Gallery: Snapper Rocks Super Session, March 4, 2014
A Divine Comedy
On the afternoon of Tuesday March 4, the Roxy Pro ran the four heats of Round Four in what will rival only last year's day at Bells as the greatest day in the history of women's surfing. To put it bluntly, it was pumping. Courtney Conlogue scored what's probably the best barrel any female has ridden at a World Tour event. Carissa Moore put on a show that commentator Ronnie Blakey described as, "The best ever performance in a heat from a female." And as the heats ticked by, and perfect wave after perfect wave drained down the superbank (many unridden), the shoreline and jump rock began to dot with surfers at the ready. Then, with ten seconds still remaining in the final heat of the day, the horde could wait no longer and a crowd enveloped the line-up before the heat buzzer had made its sound.
“Oh my god… That’s absurd…” said Ross Williams over the commentary at the sight of it. "Insta-crowd," exclaimed Pat Parnell. What followed was one of the most ridiculously, crowded and talented line-ups in the history of the superbank.
In his column yesterday, Sean Doherty wrote of the session:
But this thing of great beauty was immediately supplanted by a shitfight of colossal scale once the last hooter sounded. The dolphins quickly turned into sharks. The closing hour of light at Snapper Rocks yesterday, when the gates were opened and the freesurfers of every denomination, colour and creed poured into the lineup, became a feeding frenzy. If you had a door clicker you wouldn’t have counted all the heads bobbing up and down the bank between Snapper and Greenmount, as most door clickers stop at 999. The surf was smoking and the fadings merciless. Kelly got faded, Mick got faded and almost had his head liberated from his shoulders.

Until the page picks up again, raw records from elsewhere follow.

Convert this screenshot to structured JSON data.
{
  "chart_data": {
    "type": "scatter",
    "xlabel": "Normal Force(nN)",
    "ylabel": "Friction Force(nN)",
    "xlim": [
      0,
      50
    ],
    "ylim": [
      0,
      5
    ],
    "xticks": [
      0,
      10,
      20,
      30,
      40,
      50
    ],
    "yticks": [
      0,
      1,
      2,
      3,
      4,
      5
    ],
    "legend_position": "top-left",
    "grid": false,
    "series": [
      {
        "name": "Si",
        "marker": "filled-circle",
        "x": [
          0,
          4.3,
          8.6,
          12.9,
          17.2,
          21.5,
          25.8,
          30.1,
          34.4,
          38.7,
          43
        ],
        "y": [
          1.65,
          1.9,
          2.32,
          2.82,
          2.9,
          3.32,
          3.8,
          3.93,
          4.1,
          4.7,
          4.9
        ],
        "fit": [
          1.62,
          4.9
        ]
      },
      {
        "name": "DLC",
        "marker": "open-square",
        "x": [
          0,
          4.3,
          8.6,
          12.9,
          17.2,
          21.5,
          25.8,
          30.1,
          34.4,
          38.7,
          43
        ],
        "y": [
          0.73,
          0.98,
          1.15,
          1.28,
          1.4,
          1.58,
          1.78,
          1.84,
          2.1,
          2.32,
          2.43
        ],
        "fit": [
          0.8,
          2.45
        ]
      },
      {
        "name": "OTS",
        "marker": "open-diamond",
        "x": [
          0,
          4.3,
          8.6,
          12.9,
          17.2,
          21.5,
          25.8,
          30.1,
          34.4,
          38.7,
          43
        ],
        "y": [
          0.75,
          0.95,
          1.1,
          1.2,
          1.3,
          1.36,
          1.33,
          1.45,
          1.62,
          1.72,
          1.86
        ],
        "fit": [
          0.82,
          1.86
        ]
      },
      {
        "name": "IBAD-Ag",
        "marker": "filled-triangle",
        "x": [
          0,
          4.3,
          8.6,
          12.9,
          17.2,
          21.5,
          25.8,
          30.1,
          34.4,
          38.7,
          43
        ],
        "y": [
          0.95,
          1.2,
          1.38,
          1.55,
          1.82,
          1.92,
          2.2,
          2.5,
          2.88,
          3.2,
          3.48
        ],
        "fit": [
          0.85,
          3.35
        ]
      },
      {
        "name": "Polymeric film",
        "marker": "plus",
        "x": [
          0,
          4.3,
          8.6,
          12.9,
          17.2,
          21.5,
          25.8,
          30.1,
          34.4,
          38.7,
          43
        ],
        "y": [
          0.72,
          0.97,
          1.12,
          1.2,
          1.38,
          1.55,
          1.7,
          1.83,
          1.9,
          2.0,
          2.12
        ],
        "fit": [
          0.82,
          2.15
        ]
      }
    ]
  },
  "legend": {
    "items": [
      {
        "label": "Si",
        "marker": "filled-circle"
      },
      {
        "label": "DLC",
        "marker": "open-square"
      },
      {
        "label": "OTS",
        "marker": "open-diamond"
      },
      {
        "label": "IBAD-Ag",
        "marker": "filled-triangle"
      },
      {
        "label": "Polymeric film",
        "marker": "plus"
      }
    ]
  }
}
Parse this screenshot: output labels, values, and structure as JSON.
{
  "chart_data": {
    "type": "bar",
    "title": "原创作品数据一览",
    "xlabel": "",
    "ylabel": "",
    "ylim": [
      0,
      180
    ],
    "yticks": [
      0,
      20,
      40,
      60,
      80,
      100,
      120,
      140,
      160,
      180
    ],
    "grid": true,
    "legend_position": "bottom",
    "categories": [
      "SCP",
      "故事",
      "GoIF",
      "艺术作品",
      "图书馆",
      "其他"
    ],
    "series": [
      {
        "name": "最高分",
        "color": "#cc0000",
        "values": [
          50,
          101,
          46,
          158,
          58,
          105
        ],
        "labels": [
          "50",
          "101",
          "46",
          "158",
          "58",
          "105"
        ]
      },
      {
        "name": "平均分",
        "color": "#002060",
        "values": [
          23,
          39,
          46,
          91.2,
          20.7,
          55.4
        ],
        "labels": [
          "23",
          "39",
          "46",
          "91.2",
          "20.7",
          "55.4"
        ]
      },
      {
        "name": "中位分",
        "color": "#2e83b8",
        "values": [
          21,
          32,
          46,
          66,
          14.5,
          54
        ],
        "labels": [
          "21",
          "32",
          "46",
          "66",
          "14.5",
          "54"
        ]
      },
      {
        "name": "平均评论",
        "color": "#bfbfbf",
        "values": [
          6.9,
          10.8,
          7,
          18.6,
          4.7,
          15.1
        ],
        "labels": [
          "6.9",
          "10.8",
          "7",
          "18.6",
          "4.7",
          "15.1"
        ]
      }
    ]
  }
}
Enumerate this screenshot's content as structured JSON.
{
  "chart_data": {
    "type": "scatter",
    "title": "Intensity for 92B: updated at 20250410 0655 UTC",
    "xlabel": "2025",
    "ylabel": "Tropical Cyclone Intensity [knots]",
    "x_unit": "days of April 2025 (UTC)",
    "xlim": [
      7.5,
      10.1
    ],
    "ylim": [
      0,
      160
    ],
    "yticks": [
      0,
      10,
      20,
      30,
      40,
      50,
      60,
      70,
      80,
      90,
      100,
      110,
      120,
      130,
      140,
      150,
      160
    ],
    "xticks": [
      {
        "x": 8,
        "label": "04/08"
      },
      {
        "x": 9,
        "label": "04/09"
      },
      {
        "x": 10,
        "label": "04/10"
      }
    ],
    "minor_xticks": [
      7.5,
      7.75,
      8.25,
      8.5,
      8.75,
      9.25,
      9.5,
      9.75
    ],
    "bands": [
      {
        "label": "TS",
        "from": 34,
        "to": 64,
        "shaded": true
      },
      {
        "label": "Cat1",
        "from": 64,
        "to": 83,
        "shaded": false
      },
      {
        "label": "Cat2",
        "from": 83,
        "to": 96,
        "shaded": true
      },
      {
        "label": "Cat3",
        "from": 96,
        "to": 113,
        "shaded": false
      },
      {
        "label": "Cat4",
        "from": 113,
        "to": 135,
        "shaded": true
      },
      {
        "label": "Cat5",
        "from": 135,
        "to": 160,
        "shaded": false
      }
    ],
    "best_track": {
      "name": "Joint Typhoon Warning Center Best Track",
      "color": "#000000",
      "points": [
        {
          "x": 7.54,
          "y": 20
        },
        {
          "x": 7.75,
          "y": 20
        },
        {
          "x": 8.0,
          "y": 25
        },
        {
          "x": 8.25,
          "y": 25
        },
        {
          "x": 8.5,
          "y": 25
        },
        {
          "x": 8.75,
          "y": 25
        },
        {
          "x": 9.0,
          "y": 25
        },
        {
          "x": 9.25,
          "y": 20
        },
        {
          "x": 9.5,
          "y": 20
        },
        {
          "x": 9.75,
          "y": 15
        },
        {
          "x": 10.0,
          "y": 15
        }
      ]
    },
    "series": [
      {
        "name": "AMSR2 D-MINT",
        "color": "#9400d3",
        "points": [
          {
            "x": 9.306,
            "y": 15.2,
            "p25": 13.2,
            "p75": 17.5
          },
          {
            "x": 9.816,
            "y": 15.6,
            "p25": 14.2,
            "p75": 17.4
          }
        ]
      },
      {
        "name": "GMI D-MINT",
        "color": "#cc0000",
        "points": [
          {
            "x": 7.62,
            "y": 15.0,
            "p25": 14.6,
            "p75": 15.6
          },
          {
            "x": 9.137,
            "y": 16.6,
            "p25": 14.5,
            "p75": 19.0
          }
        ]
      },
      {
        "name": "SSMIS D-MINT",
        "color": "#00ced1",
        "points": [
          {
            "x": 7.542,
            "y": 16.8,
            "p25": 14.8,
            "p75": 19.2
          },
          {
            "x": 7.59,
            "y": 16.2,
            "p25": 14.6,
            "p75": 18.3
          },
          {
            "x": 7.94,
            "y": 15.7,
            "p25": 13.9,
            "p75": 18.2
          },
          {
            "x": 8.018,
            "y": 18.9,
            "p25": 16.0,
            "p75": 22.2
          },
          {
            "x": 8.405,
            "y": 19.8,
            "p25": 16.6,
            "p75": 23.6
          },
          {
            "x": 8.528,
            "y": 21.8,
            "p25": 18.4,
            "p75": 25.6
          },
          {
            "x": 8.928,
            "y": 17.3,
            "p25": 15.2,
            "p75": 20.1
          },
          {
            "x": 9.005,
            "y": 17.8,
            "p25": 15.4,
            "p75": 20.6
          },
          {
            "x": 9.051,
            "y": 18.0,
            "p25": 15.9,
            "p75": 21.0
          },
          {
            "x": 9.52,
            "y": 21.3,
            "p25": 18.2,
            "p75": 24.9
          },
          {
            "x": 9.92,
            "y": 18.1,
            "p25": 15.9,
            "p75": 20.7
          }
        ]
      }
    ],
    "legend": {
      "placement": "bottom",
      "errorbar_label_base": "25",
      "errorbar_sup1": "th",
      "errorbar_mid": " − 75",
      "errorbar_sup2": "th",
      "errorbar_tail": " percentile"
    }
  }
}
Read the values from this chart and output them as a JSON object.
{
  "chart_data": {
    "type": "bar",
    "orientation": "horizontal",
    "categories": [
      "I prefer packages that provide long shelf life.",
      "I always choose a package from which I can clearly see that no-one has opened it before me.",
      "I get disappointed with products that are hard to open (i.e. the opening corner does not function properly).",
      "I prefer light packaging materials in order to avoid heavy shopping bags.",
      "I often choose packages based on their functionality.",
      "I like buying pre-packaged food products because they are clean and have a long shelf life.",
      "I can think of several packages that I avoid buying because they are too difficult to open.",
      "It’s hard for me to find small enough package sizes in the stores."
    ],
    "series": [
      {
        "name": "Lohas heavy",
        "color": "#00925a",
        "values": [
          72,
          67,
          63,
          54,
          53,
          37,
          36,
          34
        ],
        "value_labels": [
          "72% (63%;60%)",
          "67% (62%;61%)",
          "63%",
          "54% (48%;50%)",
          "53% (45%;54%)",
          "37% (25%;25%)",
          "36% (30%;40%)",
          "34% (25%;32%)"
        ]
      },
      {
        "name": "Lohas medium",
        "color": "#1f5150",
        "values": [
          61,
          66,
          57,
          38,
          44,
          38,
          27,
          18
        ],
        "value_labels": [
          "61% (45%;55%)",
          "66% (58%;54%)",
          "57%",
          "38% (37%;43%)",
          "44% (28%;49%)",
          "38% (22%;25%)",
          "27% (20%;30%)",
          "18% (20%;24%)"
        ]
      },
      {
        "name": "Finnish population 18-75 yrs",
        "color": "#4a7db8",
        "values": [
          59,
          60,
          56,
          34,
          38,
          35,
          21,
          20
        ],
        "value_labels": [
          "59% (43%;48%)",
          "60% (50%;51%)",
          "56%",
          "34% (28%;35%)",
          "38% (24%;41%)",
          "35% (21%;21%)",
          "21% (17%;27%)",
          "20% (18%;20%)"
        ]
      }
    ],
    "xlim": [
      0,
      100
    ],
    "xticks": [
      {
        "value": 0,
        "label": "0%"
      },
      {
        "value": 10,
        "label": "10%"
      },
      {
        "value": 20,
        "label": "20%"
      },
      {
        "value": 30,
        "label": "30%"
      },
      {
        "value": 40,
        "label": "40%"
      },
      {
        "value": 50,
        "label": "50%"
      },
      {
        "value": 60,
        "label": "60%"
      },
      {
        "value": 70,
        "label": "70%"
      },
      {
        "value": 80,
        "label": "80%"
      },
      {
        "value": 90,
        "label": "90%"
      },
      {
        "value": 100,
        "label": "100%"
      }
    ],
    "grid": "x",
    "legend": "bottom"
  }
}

The guys being faded then faded back. People had to come and dig Rabbit Bartholomew out of the sandbank later at low tide after one collision. The smitings were biblically awful, a collective madness drifted across the lineup like a red fog, and the wounded hobbled up the beach to awaiting meat wagons. The sun mercifully set, but even in the dark three white trails could be seen following each other across a wave like comets on a black wave face."
Forecaster's note: An active monsoon trough and a large high pressure system over the Tasman Sea set up a consistent run of short range ESE tradewind swell that maintained good size this week; culminating in epic conditions for the Roxy Pro on Tuesday and early Wednesday.